Bild: Und wieder ein Präsident von Springers Gnaden.
Joachim Gauck löst bei Befürwortern und Gegnern derzeit einen geradezu
protestantischen Bekenntniszwang aus. Flaggen werden gehisst, den Luxus,
keine Meinung zu Gauck zu haben, mag sich derzeit niemand leisten. Als
Bundesbürger hat man glücklich zu sein über den "Präsident der Herzen", den
"Staatsphilosophen", so die Süddeutsche, oder den "bürgerlichen Held", so
die Frankfurter Allgemeine.
Bild veredelt den Rostocker Pastor zum Schmerzensmann, der "Deutschland
durchlitten hat". Focus weiß, dass der Rostocker Pastor "gegen das
kommunistische Regime predigte". Ja, Joachim Gauck scheint mit legendärer,
orkanhafter Wortgewalt die DDR-Diktatur ganz alleine in die Knie gezwungen
zu haben. Hatte er nicht wenigstens einen Küster dabei?
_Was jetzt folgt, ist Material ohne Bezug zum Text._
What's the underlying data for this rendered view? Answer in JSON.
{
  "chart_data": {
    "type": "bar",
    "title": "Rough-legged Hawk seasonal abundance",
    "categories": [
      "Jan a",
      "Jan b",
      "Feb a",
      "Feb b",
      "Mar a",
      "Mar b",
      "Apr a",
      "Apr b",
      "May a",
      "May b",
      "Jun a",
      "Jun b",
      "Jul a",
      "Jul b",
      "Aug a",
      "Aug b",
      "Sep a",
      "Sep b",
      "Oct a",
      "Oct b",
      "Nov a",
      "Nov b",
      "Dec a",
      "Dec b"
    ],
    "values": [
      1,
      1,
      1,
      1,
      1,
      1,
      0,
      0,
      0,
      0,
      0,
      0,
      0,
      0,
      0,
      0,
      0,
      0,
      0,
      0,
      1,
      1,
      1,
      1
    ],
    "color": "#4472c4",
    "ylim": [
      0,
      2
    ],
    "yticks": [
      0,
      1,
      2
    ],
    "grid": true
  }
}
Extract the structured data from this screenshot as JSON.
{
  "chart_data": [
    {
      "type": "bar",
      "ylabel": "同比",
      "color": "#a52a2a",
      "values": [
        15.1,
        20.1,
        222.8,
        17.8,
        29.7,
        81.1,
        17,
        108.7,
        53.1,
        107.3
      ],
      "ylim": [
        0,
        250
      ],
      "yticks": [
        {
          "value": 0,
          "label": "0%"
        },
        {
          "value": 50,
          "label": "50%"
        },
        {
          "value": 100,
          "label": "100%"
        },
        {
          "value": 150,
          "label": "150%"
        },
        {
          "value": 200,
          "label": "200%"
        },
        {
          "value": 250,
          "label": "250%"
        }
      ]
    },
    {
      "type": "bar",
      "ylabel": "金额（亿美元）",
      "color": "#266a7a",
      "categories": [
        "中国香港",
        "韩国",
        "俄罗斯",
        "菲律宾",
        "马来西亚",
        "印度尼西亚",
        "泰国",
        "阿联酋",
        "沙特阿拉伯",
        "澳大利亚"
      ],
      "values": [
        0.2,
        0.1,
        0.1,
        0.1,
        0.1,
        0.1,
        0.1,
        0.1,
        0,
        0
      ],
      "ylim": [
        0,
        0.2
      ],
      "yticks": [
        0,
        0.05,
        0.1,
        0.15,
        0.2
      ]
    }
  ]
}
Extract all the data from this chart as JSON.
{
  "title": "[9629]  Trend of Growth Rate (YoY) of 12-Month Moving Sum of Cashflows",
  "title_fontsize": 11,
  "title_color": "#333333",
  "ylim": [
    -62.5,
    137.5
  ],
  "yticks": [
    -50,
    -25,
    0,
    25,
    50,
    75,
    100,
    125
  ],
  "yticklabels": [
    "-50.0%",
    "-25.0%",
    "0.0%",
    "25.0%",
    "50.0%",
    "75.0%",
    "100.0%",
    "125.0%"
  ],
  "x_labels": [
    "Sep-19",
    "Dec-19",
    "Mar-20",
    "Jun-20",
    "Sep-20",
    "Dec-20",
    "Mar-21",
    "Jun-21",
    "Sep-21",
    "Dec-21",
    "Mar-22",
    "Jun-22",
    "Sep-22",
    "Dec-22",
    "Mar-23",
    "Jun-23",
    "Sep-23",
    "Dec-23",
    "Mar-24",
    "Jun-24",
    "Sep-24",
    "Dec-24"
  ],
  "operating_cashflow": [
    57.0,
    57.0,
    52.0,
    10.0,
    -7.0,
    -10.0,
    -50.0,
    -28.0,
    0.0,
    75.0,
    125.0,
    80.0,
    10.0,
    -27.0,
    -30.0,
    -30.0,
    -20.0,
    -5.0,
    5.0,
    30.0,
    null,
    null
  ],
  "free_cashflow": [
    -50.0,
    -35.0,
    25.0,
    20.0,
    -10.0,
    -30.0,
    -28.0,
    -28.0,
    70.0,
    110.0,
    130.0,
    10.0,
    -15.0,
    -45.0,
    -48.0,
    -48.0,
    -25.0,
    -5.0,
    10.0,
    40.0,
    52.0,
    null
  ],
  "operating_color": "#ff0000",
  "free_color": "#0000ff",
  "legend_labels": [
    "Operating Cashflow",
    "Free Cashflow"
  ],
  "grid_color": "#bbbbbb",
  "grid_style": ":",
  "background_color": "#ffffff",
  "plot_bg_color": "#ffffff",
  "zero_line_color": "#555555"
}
Wir müssen uns den kommenden Bundespräsidenten als ein wahres Fabelwesen
vorstellen: Freiheitsheld und Herzeneroberer, Märtyrer und Denker in einem.
Diese Art, einen 72-Jährigen in ein Heiligenbildchen zu verwandeln, hat
Züge von Personenkult.
## Gauck als Projektionsfläche
Die bemerkenswerte Verwandlung eines norddeutschen Pastors zum allseits
bestaunten Volkstribun hat der Springer-Verlag mit allen Mitteln des
Kampagnenjournalismus unterstützt. Aber jede Kampagne braucht auch einen
Resonanzraum, ein Bedürfnis, das gestillt wird. Und offenbar eignet sich
Gauck als Projektionsfläche.
"Gauck" ist, als mediales Produkt, die Antwort auf die Sehnsucht nach dem
etwas anderen. Er steht irgendwie für Politik ohne Parteiapparat, für
Authentizität im grauen Betrieb, für die klare, deftige Ansprache, ohne
lästige Rücksichten. So ganz genau kann man das nicht sagen - und das muss
auch so sein.
Seine Popularität verdankt sich gerade dem Unscharfen, Unklaren, Wolkigen.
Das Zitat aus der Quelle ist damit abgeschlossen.